En pratique, cela signifie que le réchauffement accumulé depuis les années 1960 (environ 1,2 °C) a déjà amputé les revenus mondiaux de 20 à 25 %. Sécheresses, vagues de chaleur, ouragans, inondations, perturbations agricoles : ces phénomènes ne sont pas des accidents isolés. Ils s’additionnent, s’amplifient, et rongent la productivité année après année.
Un Français de 35 ans distingué par Le Monde
Le 30 mars, Le Monde et le Cercle des économistes ont remis à Adrien Bilal le prix du meilleur jeune économiste 2026. Le jury, qui avait reçu 56 candidatures pour cette 27e édition, a salué « la rigueur, l’originalité et l’impact international » de ses travaux. Avant lui, Thomas Piketty et Esther Duflo avaient reçu la même distinction.
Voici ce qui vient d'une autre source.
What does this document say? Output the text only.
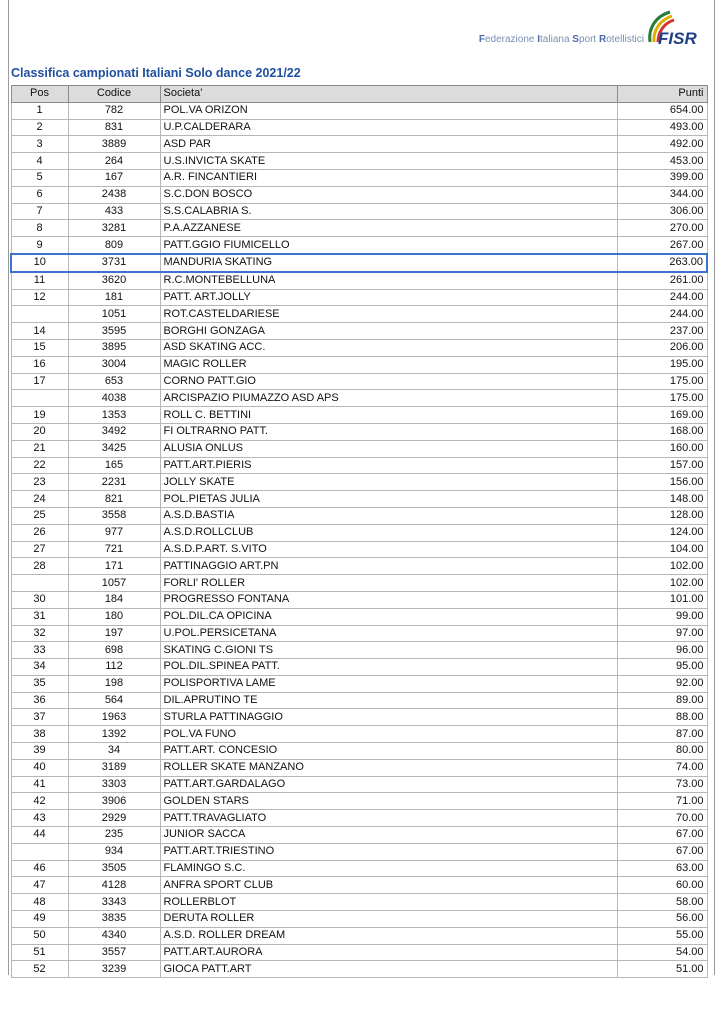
Federazione Italiana Sport Rotellistici FISR
Classifica campionati Italiani Solo dance 2021/22
Pos	Codice	Societa'	Punti
1	782	POL.VA ORIZON	654.00
2	831	U.P.CALDERARA	493.00
3	3889	ASD PAR	492.00
4	264	U.S.INVICTA SKATE	453.00
5	167	A.R. FINCANTIERI	399.00
6	2438	S.C.DON BOSCO	344.00
7	433	S.S.CALABRIA S.	306.00
8	3281	P.A.AZZANESE	270.00
9	809	PATT.GGIO FIUMICELLO	267.00
10	3731	MANDURIA SKATING	263.00
11	3620	R.C.MONTEBELLUNA	261.00
12	181	PATT. ART.JOLLY	244.00
	1051	ROT.CASTELDARIESE	244.00
14	3595	BORGHI GONZAGA	237.00
15	3895	ASD SKATING ACC.	206.00
16	3004	MAGIC ROLLER	195.00
17	653	CORNO PATT.GIO	175.00
	4038	ARCISPAZIO PIUMAZZO ASD APS	175.00
19	1353	ROLL C. BETTINI	169.00
20	3492	FI OLTRARNO PATT.	168.00
21	3425	ALUSIA ONLUS	160.00
22	165	PATT.ART.PIERIS	157.00
23	2231	JOLLY SKATE	156.00
24	821	POL.PIETAS JULIA	148.00
25	3558	A.S.D.BASTIA	128.00
26	977	A.S.D.ROLLCLUB	124.00
27	721	A.S.D.P.ART. S.VITO	104.00
28	171	PATTINAGGIO ART.PN	102.00
	1057	FORLI' ROLLER	102.00
30	184	PROGRESSO FONTANA	101.00
31	180	POL.DIL.CA OPICINA	99.00
32	197	U.POL.PERSICETANA	97.00
33	698	SKATING C.GIONI TS	96.00
34	112	POL.DIL.SPINEA PATT.	95.00
35	198	POLISPORTIVA LAME	92.00
36	564	DIL.APRUTINO TE	89.00
37	1963	STURLA PATTINAGGIO	88.00
38	1392	POL.VA FUNO	87.00
39	34	PATT.ART. CONCESIO	80.00
40	3189	ROLLER SKATE MANZANO	74.00
41	3303	PATT.ART.GARDALAGO	73.00
42	3906	GOLDEN STARS	71.00
43	2929	PATT.TRAVAGLIATO	70.00
44	235	JUNIOR SACCA	67.00
	934	PATT.ART.TRIESTINO	67.00
46	3505	FLAMINGO S.C.	63.00
47	4128	ANFRA SPORT CLUB	60.00
48	3343	ROLLERBLOT	58.00
49	3835	DERUTA ROLLER	56.00
50	4340	A.S.D. ROLLER DREAM	55.00
51	3557	PATT.ART.AURORA	54.00
52	3239	GIOCA PATT.ART	51.00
Bilal ne s’est pas arrêté au diagnostic passé. Si les émissions poursuivent leur trajectoire actuelle et que la planète atteint +3 °C d’ici la fin du siècle, la perte grimperait à 53 % du PIB mondial. L’humanité produirait deux fois moins de richesses que dans un monde sans réchauffement. La perte de bien-être, qui intègre les effets sur la santé et les inégalités, dépasserait 30 %.
L’argument qui renverse la logique politique
Jusqu’ici, l’argument économique contre la décarbonation reposait sur un raisonnement familier : agir seul coûte cher et ne sert à rien si les voisins ne suivent pas. L’étude Bilal-Känzig renverse cette logique. Avec un coût du carbone supérieur à 1 200 dollars la tonne, la décarbonation unilatérale devient rentable pour n’importe quel grand pays, selon les conclusions du papier publié par le National Bureau of Economic Research. Les États-Unis, la Chine ou l’Union européenne y gagneraient en réduisant leurs émissions sans attendre un accord mondial.
C’est un basculement. Les accords de Paris fixaient un prix implicite du carbone bien en dessous de 100 dollars. Les marchés européens d’échange de quotas tournent autour de 60 à 80 euros la tonne. Si Bilal a raison, tous ces mécanismes sont calibrés dix à vingt fois trop bas.
Ce que les critiques objectent
L’étude n’a pas échappé à la controverse. Certains économistes estiment que l’approche par la température globale capte des chocs ponctuels (éruptions volcaniques, phénomènes El Niño) qui ne reflètent pas le réchauffement d’origine humaine à long terme. D’autres soulignent que les dommages varient considérablement selon les régions : un pays tropical et un pays scandinave ne subissent pas les mêmes effets. Le papier, d’abord publié comme document de travail du NBER en mai 2024, a été révisé en janvier 2026 et continue d’alimenter les débats dans les revues spécialisées.
Bilal répond que la force de son modèle réside dans cette vision d’ensemble. Les températures océaniques « déterminent les régimes d’évaporation, de précipitations et de formation des vents », rappelle-t-il. Mesurer le problème pays par pays, c’est regarder un puzzle en ne comptant que les pièces de bordure.
La facture ne s’arrête pas au thermomètre
Le One Health Summit, qui se tient à Lyon du 5 au 7 avril dans le cadre de la présidence française du G7, illustre l’urgence. Le lien entre santé humaine, santé animale et état des écosystèmes n’a jamais été aussi documenté. L’OMS consacre la Journée mondiale de la santé, le 7 avril, au thème « Unissons-nous pour la santé, soutenons la science ». L’étude de Stanford en est le versant économique : ce que le thermomètre prend aux corps, il le prend aussi aux économies.
Le Parlement européen examine en mai un nouveau paquet législatif sur les objectifs climatiques pour 2035. Si les chiffres de Bilal et Känzig se confirment, le coût de l’inaction dépasse celui de la transition. Et de loin.